I agree that while it could be the issue, it sounds like there is something else at play still as certs on different ports shouldn’t be impacting the other certs on different ports. I’ve also had a quick search for that error in past Tickets and it normally surfaces as a just a warning without causing any access issues.
Do you happen to have HSTS configured on the Octopus Server? We have a warning that indicates that it needs to be removed from each browser manually if reverting back to HTTP, I wonder if this is applying during your certificate rotation:
Reverting from HTTPS to HTTP will not be simple - each browser will need to be manually reconfigured to remove the HSTS entry.
If you are able to send through a HAR file of when you are trying to access Octopus, that should tell us more about which service is using the incorrect certificate.
Looking forward to getting to the bottom of this one!
I’ve uploaded two files. One is the har file that you requested. The other is the full output of netsh http show sslcert . I think you’re right that everything is fine there, but I figured more data couldn’t hurt.
I attempted to clear out old SSL certs on the client side.
Per this article, in Chrome, removed the following from the browser history:
Cached images and files
Hosted app data
Content licenses
Cookies and other site data, for Chrome version 64
I attempted to navigate to my Octopus URL, and it was here that I did the capture to generate the har file. No change; still the wrong cert.
Continuing with the clearing out old certs, I’m on a Windows machine, so I tried the recommendation here to “Clear SSL State” from Internet Options. Still seeing the wrong cert via both Firefox and Edge. (Didn’t try with Chrome, because I didn’t want to do a browser restart at the moment.)
You asked about HSTS: it’s not configured.
Another set of facts, which don’t feel relevant, but for completeness’ sake, since we’re really running out of troubleshooting avenues: the URL for this Octopus instance is octodeploy.local.sa.ucsb.edu, which doesn’t have a proper DNS entry; I just have a Windows hosts file entry for it: 127.0.0.2 octodeploy.local.sa.ucsb.edu. I don’t think this is relevant, though, as other colleagues have the same setup with Octopus running locally, a hosts file entry allowing the host name to resolve to the local machine, and they’re using the same cert.

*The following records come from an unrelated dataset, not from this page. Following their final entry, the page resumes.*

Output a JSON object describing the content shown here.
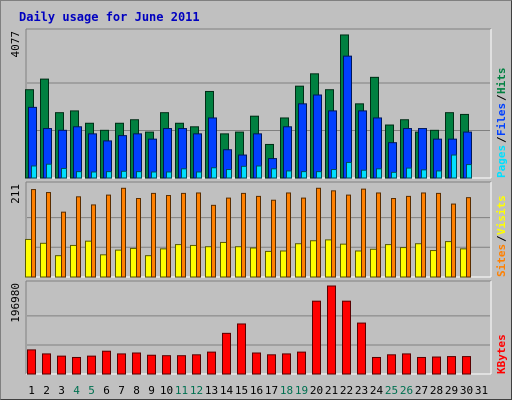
{
  "chart_data": {
    "type": "bar",
    "title": "Daily usage for June 2011",
    "categories": [
      "1",
      "2",
      "3",
      "4",
      "5",
      "6",
      "7",
      "8",
      "9",
      "10",
      "11",
      "12",
      "13",
      "14",
      "15",
      "16",
      "17",
      "18",
      "19",
      "20",
      "21",
      "22",
      "23",
      "24",
      "25",
      "26",
      "27",
      "28",
      "29",
      "30",
      "31"
    ],
    "weekend_days": [
      "4",
      "5",
      "11",
      "12",
      "18",
      "19",
      "25",
      "26"
    ],
    "panels": [
      {
        "name": "hits-files-pages",
        "ymax_label": "4077",
        "ymax": 4077,
        "legend": [
          {
            "text": "Pages",
            "color": "#00e0ff"
          },
          {
            "text": "/",
            "color": "#000000"
          },
          {
            "text": "Files",
            "color": "#0040ff"
          },
          {
            "text": "/",
            "color": "#000000"
          },
          {
            "text": "Hits",
            "color": "#008040"
          }
        ],
        "series": [
          {
            "name": "Hits",
            "color": "#008040",
            "values": [
              2500,
              2800,
              1850,
              1900,
              1550,
              1350,
              1550,
              1650,
              1300,
              1850,
              1550,
              1450,
              2450,
              1250,
              1300,
              1750,
              950,
              1700,
              2600,
              2950,
              2500,
              4050,
              2100,
              2850,
              1500,
              1650,
              1300,
              1350,
              1850,
              1800,
              0
            ]
          },
          {
            "name": "Files",
            "color": "#0040ff",
            "values": [
              2000,
              1400,
              1350,
              1450,
              1250,
              1050,
              1200,
              1250,
              1100,
              1400,
              1400,
              1250,
              1700,
              800,
              650,
              1250,
              550,
              1450,
              2100,
              2350,
              1900,
              3450,
              1900,
              1700,
              1000,
              1400,
              1400,
              1100,
              1100,
              1300,
              0
            ]
          },
          {
            "name": "Pages",
            "color": "#00e0ff",
            "values": [
              340,
              390,
              270,
              180,
              170,
              180,
              190,
              180,
              170,
              170,
              260,
              170,
              290,
              240,
              330,
              340,
              260,
              200,
              180,
              180,
              240,
              440,
              220,
              260,
              160,
              280,
              230,
              200,
              650,
              380,
              0
            ]
          }
        ]
      },
      {
        "name": "visits-sites",
        "ymax_label": "211",
        "ymax": 211,
        "legend": [
          {
            "text": "Sites",
            "color": "#ff8000"
          },
          {
            "text": "/",
            "color": "#000000"
          },
          {
            "text": "Visits",
            "color": "#ffff00"
          }
        ],
        "series": [
          {
            "name": "Visits",
            "color": "#ffff00",
            "values": [
              88,
              79,
              50,
              74,
              84,
              52,
              63,
              67,
              50,
              66,
              76,
              74,
              71,
              81,
              71,
              68,
              60,
              61,
              78,
              85,
              87,
              77,
              61,
              65,
              76,
              69,
              78,
              62,
              83,
              66,
              0
            ]
          },
          {
            "name": "Sites",
            "color": "#ff8000",
            "values": [
              205,
              198,
              152,
              188,
              169,
              192,
              208,
              184,
              196,
              191,
              196,
              197,
              168,
              185,
              196,
              189,
              180,
              197,
              185,
              208,
              202,
              192,
              206,
              197,
              184,
              189,
              197,
              196,
              171,
              186,
              0
            ]
          }
        ]
      },
      {
        "name": "kbytes",
        "ymax_label": "196980",
        "ymax": 196980,
        "legend": [
          {
            "text": "KBytes",
            "color": "#ff0000"
          }
        ],
        "series": [
          {
            "name": "KBytes",
            "color": "#ff0000",
            "values": [
              54000,
              45000,
              40000,
              37000,
              40000,
              51000,
              45000,
              47000,
              42000,
              41000,
              41000,
              43000,
              49000,
              91000,
              112000,
              47000,
              43000,
              45000,
              49000,
              163000,
              196980,
              163000,
              114000,
              37000,
              43000,
              45000,
              37000,
              38000,
              39000,
              39000,
              0
            ]
          }
        ]
      }
    ]
  }
}
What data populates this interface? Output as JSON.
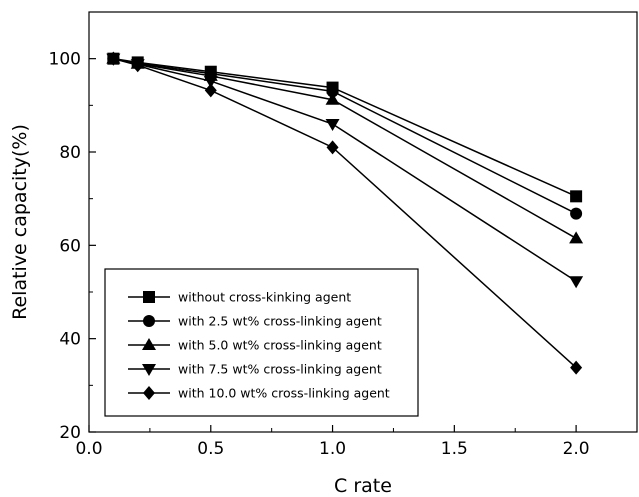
{
  "chart_data": {
    "type": "line",
    "xlabel": "C rate",
    "ylabel": "Relative capacity(%)",
    "xlim": [
      0.0,
      2.25
    ],
    "ylim": [
      20,
      110
    ],
    "xticks": [
      "0.0",
      "0.5",
      "1.0",
      "1.5",
      "2.0"
    ],
    "xtick_values": [
      0.0,
      0.5,
      1.0,
      1.5,
      2.0
    ],
    "yticks": [
      "20",
      "40",
      "60",
      "80",
      "100"
    ],
    "ytick_values": [
      20,
      40,
      60,
      80,
      100
    ],
    "grid": false,
    "legend_position": "bottom-left",
    "x": [
      0.1,
      0.2,
      0.5,
      1.0,
      2.0
    ],
    "series": [
      {
        "name": "without cross-kinking agent",
        "marker": "square",
        "values": [
          100,
          99.2,
          97.2,
          93.8,
          70.5
        ]
      },
      {
        "name": "with 2.5 wt% cross-linking agent",
        "marker": "circle",
        "values": [
          100,
          99.0,
          96.8,
          93.0,
          66.8
        ]
      },
      {
        "name": "with 5.0 wt% cross-linking agent",
        "marker": "triangle-up",
        "values": [
          100,
          98.9,
          96.3,
          91.2,
          61.5
        ]
      },
      {
        "name": "with 7.5 wt% cross-linking agent",
        "marker": "triangle-down",
        "values": [
          100,
          98.8,
          95.2,
          86.0,
          52.3
        ]
      },
      {
        "name": "with 10.0 wt% cross-linking agent",
        "marker": "diamond",
        "values": [
          100,
          98.6,
          93.2,
          81.0,
          33.8
        ]
      }
    ],
    "colors": {
      "line": "#000000",
      "marker": "#000000",
      "background": "#ffffff"
    }
  }
}
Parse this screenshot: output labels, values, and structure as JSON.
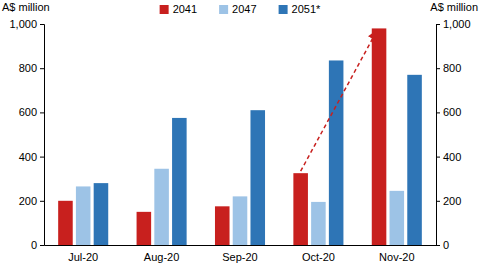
{
  "chart_data": {
    "type": "bar",
    "y_label": "A$ million",
    "y2_label": "A$ million",
    "categories": [
      "Jul-20",
      "Aug-20",
      "Sep-20",
      "Oct-20",
      "Nov-20"
    ],
    "series": [
      {
        "name": "2041",
        "color": "#c8201e",
        "values": [
          200,
          150,
          175,
          325,
          980
        ]
      },
      {
        "name": "2047",
        "color": "#9dc3e6",
        "values": [
          265,
          345,
          220,
          195,
          245
        ]
      },
      {
        "name": "2051*",
        "color": "#2e75b6",
        "values": [
          280,
          575,
          610,
          835,
          770
        ]
      }
    ],
    "ylim": [
      0,
      1000
    ],
    "yticks": [
      0,
      200,
      400,
      600,
      800,
      {
        "value": 1000,
        "label": "1,000"
      }
    ],
    "y2lim": [
      0,
      1000
    ],
    "y2ticks": [
      0,
      200,
      400,
      600,
      800,
      {
        "value": 1000,
        "label": "1,000"
      }
    ],
    "grid": false,
    "legend": "top"
  }
}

Thanks for the confirming that and uploading those files, confirming we’ve received them ok!
I’ll dig into them and see if I can spot what’s going on but from a quick glance I can see unique ports being used however I did see that you are using a Central Certificate Store for 443 at the very end of the output of the netsh http show sslcert command:
Central Certificate Store : 443
Certificate Hash : (null)
Turns out the old / wrong cert was present in the Central Certificate Store in IIS. (Sorry, it must have been I who did that, but I have no recollection of doing it.) Once I deleted that, I just deleted the old binding and created the new binding in Octopus Manager, and the browser was seeing the correct cert.
I really appreciate your thorough and friendly help!